Après le succès (et les énormes retombées) de la campagne de communication Online de l’ex candidat Barack Obama, l’approche des élections européennes (7 juin 2009) est l’occasion pour les principales forces politiques françaises de se lancer dans le social networking (réseau social en bon français). L’UMP, le PS, le MoDem et le mouvement Europe Ecologie ont donc dégainé leur plateforme afin de soutenir leurs listes. L’occasion de se mettre dans la peau d’un militant et de mesurer l’intérêt de ces « nouveaux outils »…
Les objectifs
Le nerf de la guerre d’une campagne politique est avant tout les militants : savoir les mobiliser à bon escient, en recruter de nouveaux et leur donner les outils pour qu’ils propagent les idées du parti (et son programme) aussi loin et aussi longtemps que possible.

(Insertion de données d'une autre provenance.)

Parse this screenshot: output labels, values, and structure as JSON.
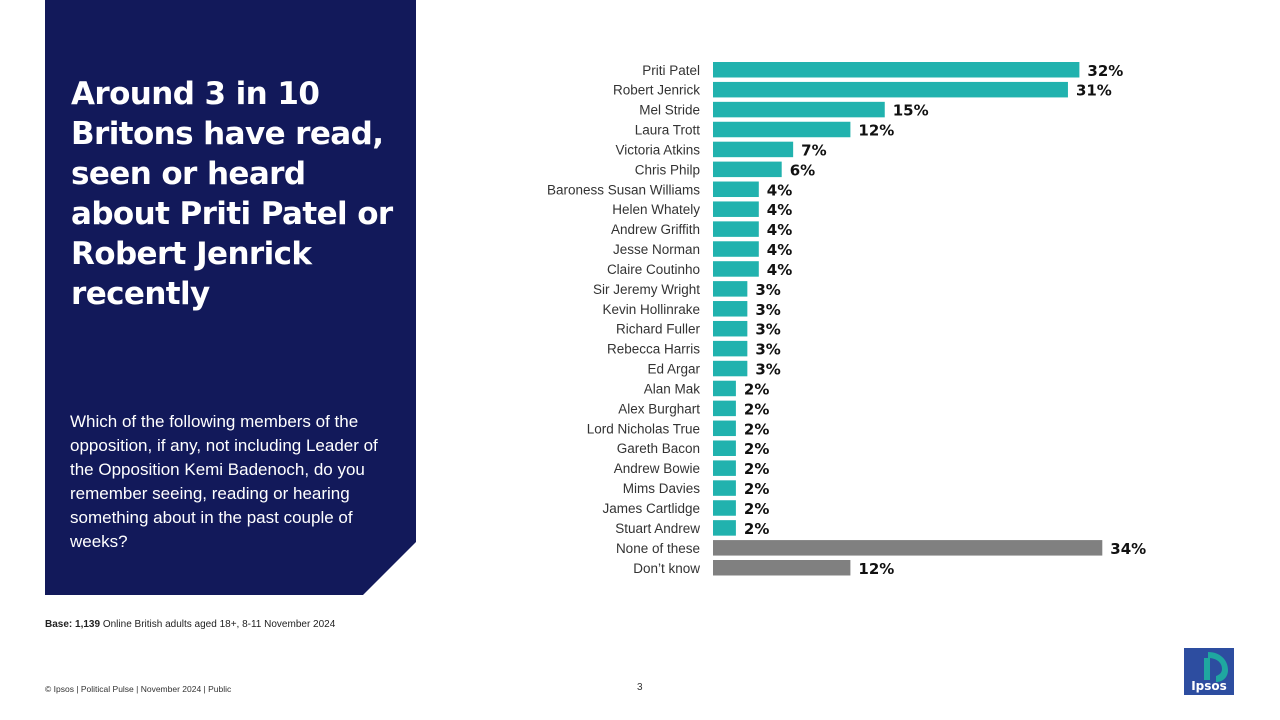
{
  "headline": "Around 3 in 10 Britons have read, seen or heard about Priti Patel or Robert Jenrick recently",
  "question": "Which of the following members of the opposition, if any, not including Leader of the Opposition Kemi Badenoch, do you remember seeing, reading or hearing something about in the past couple of weeks?",
  "base": {
    "label": "Base:",
    "count": "1,139",
    "text": "Online British adults aged 18+,  8-11 November 2024"
  },
  "footer": {
    "left": "© Ipsos | Political Pulse | November 2024 | Public",
    "page": "3",
    "logo_text": "Ipsos"
  },
  "colors": {
    "panel": "#12195a",
    "bar_member": "#21b2ae",
    "bar_other": "#808080",
    "logo_blue": "#2d4da0",
    "logo_green": "#1fa7a0"
  },
  "chart_data": {
    "type": "bar",
    "orientation": "horizontal",
    "value_suffix": "%",
    "xlim": [
      0,
      35
    ],
    "grid": false,
    "categories": [
      "Priti Patel",
      "Robert Jenrick",
      "Mel Stride",
      "Laura Trott",
      "Victoria Atkins",
      "Chris Philp",
      "Baroness Susan Williams",
      "Helen Whately",
      "Andrew Griffith",
      "Jesse Norman",
      "Claire Coutinho",
      "Sir Jeremy Wright",
      "Kevin Hollinrake",
      "Richard Fuller",
      "Rebecca Harris",
      "Ed Argar",
      "Alan Mak",
      "Alex Burghart",
      "Lord Nicholas True",
      "Gareth Bacon",
      "Andrew Bowie",
      "Mims Davies",
      "James Cartlidge",
      "Stuart Andrew",
      "None of these",
      "Don’t know"
    ],
    "values": [
      32,
      31,
      15,
      12,
      7,
      6,
      4,
      4,
      4,
      4,
      4,
      3,
      3,
      3,
      3,
      3,
      2,
      2,
      2,
      2,
      2,
      2,
      2,
      2,
      34,
      12
    ],
    "bar_groups": [
      "member",
      "member",
      "member",
      "member",
      "member",
      "member",
      "member",
      "member",
      "member",
      "member",
      "member",
      "member",
      "member",
      "member",
      "member",
      "member",
      "member",
      "member",
      "member",
      "member",
      "member",
      "member",
      "member",
      "member",
      "other",
      "other"
    ]
  }
}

Pour le reste, il ne s’agit selon moi que d’une simple question de « visibilité » et de « messages clés ».
- Participer à la campagne en s’inscrivant sur la plateforme et en interagissant avec les autres membres
- S’informer sur les programmes du parti (ou du mouvement), sur les têtes de listes, leurs projets et leurs opinions
- Soutenir financièrement via une interface dédiée
La première étape consistera toujours à vous inscrire à l’aide votre adresse email et de quelques détails personnels (adresse email, nom et prénom voire votre ville). Inutile de s’attarder sur l’intérêt de disposer d’une belle base de données de membres, toujours moins onéreuse que l’achat d’une mailing liste et souvent plus importante que celle des cotisants. Une fois inscrit, il y a fort à parier que les premières newsletters et autres messages des équipes d’animation se multiplient…
Amis et outils 2.0
J’avoue cependant ne pas vraiment comprendre l’intérêt de proposer des groupes Facebook si ceux-ci (ou tout du moins le contenu qu’ils peuvent générer) ne sont pas directement intégrés sur la plateforme… Ce manque de cohérence peut donc conduire à gérer deux réseaux pouvant potentiiellement concurrents : d’un côté les membres Facebook ayant rejoint le groupe mais n’accédant pas au contenu de la plateforme et, de l’autre, les membres de la plateforme qui n’ont que faire du groupe Facebook… Dans le même esprit, Changer l’Europe du PS intègre l’album Flickr des têtes de listes mais ne semble pas proposer aux membres de partager leurs photos d’évènements ou de meeting…
En savoir un peu plus sur l’organisation des européennes au modem. Paris décide-t-il de tout : choix des candidats, thèmes principaux de la campagne, nuances propres à chaque grande région, financement, intendance ?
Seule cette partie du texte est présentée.